Every year, the United States Supreme Court issues decisions in around 70 cases, rulings that can profoundly affect American society for generations to come. But the powerful high court also considers a handful of cases with far-reaching consequences for the citizens, businesses and governments of other countries.
This year the court decided at least five such cases. They include whether Indian farmers and fishermen can sue the private sector arm of the World Bank in federal U.S. court and whether an undocumented student from the United Arab Emirates can be convicted for illegally possessing firearms.
Here is a look at them:
Apple Inc. v. Pepper
In a big win for iPhone users, the Supreme Court allowed an antitrust lawsuit against the global tech giant to proceed. In the 2013 lawsuit, four iPhone users accused Apple of unfairly raising app prices through its monopoly of the App Store. The iPhone maker asked a federal court to throw out the lawsuit, arguing the users could not sue the company because they buy apps from the developers and not Apple. The justices did not weigh whether Apple violated antitrust laws but allowed the lawsuit to proceed in lower courts.
Nielsen v. Preap
The justices ruled that immigration authorities can legally keep deportable immigrants in custody pending a removal decision, strengthening the Trump administration’s hand amid a crackdown on illegal immigration. The defendants in the case fell into one of four categories justifying automatic deportation but they argued that they could not be subject to immediate removal because they were not detained by immigration officials right after their release from prison. The court rejected that argument, allowing the government to keep them in detention.

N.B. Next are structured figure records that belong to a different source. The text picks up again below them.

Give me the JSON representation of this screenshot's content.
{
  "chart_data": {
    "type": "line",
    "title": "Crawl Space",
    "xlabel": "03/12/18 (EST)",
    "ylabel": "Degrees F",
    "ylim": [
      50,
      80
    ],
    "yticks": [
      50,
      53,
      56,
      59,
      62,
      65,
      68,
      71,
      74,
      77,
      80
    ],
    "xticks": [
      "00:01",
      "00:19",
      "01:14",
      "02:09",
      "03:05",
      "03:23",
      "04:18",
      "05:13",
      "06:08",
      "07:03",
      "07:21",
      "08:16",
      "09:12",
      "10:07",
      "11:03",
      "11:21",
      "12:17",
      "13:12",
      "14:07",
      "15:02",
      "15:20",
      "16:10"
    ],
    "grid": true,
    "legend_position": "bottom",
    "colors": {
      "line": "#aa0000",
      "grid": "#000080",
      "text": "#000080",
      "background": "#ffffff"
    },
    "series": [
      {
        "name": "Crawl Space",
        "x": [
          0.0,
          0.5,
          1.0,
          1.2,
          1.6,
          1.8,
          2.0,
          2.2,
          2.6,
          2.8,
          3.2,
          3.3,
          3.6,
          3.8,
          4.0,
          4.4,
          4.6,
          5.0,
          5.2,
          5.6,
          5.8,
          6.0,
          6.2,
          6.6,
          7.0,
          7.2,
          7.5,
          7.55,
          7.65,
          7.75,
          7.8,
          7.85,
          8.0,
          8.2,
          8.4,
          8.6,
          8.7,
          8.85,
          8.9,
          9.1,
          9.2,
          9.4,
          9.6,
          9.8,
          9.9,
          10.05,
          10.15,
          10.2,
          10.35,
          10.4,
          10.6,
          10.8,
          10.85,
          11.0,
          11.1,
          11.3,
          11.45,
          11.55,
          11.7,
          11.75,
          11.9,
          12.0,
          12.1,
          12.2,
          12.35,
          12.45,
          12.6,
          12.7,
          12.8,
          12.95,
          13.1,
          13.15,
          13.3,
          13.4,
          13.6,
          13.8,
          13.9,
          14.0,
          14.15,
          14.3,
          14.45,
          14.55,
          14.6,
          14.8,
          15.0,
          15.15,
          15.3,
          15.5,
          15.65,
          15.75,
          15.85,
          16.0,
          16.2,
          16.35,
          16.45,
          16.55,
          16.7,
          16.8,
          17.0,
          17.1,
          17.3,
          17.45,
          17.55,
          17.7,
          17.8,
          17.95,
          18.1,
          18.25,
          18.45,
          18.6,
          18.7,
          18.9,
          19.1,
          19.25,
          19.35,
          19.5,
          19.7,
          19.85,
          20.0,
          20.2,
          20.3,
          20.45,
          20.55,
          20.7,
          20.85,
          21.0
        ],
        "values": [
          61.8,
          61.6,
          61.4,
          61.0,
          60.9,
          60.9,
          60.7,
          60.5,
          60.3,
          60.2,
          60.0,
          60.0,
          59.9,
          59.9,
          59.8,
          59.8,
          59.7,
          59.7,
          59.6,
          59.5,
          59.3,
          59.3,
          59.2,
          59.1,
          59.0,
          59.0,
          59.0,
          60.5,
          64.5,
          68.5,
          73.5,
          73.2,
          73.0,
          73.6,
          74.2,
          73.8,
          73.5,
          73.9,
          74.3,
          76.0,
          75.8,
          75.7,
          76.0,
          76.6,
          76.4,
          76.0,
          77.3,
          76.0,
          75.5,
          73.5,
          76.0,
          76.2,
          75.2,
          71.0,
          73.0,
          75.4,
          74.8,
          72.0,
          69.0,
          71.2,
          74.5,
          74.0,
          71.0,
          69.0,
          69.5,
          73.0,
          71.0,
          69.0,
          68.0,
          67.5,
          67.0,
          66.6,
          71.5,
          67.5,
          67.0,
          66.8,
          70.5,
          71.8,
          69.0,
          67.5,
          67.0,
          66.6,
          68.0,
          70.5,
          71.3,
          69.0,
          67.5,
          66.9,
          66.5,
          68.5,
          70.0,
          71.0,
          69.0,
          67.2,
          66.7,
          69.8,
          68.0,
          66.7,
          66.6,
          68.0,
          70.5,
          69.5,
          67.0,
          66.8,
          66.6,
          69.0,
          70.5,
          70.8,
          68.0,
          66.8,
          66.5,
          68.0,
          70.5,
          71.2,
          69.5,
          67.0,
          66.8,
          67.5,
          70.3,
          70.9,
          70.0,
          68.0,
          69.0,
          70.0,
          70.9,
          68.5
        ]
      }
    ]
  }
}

The ruling was a victory for a group of Indian residents suing the World Bank’s finance arm. At issue was whether the fishing and farming communities of Gujrat, India, could sue the IFC in U.S. court over environmental and economic harm allegedly caused by a coal-fired power plant funded by the organization. IFC cited a U.S. law granting it immunity from lawsuits, but the court focused on another law that makes an exception for foreign organizations engaged in commercial activities like IFC, enabling the fishermen to sue.
This decision was a setback for the victims of the 2000 USS Cole bombing and their families suing the government of Sudan for financial compensation. U.S. law generally protects foreign governments from civil lawsuits, but governments designated as state sponsors of terrorism such as Sudan’s lose that immunity. A district court ordered $314 million in damages, but Sudan challenged the ruling on a technicality, arguing that the plaintiffs improperly sent their complaint to Sudan’s embassy in Washington instead of its foreign ministry in Khartoum. The high court agreed with Sudan. The ruling means the plaintiffs will have to start the lawsuit all over again.
Rehaif v. U.S.
The justices reversed the conviction of an undocumented student from the United Arab Emirates charged with illegally possessing firearms. Hamid Rehaif entered the United States on a student visa but was dismissed from school because of poor grades. Rehaif later used guns at a shooting range. The government prosecuted him under a law that makes it illegal for undocumented foreign nationals to possess firearms. A jury found him guilty. The high court ruled that in cases such as Rehaif’s, the government “must prove both that the defendant knew he possessed a firearm and that he knew he belonged to the relevant category of persons barred from possessing a firearm.”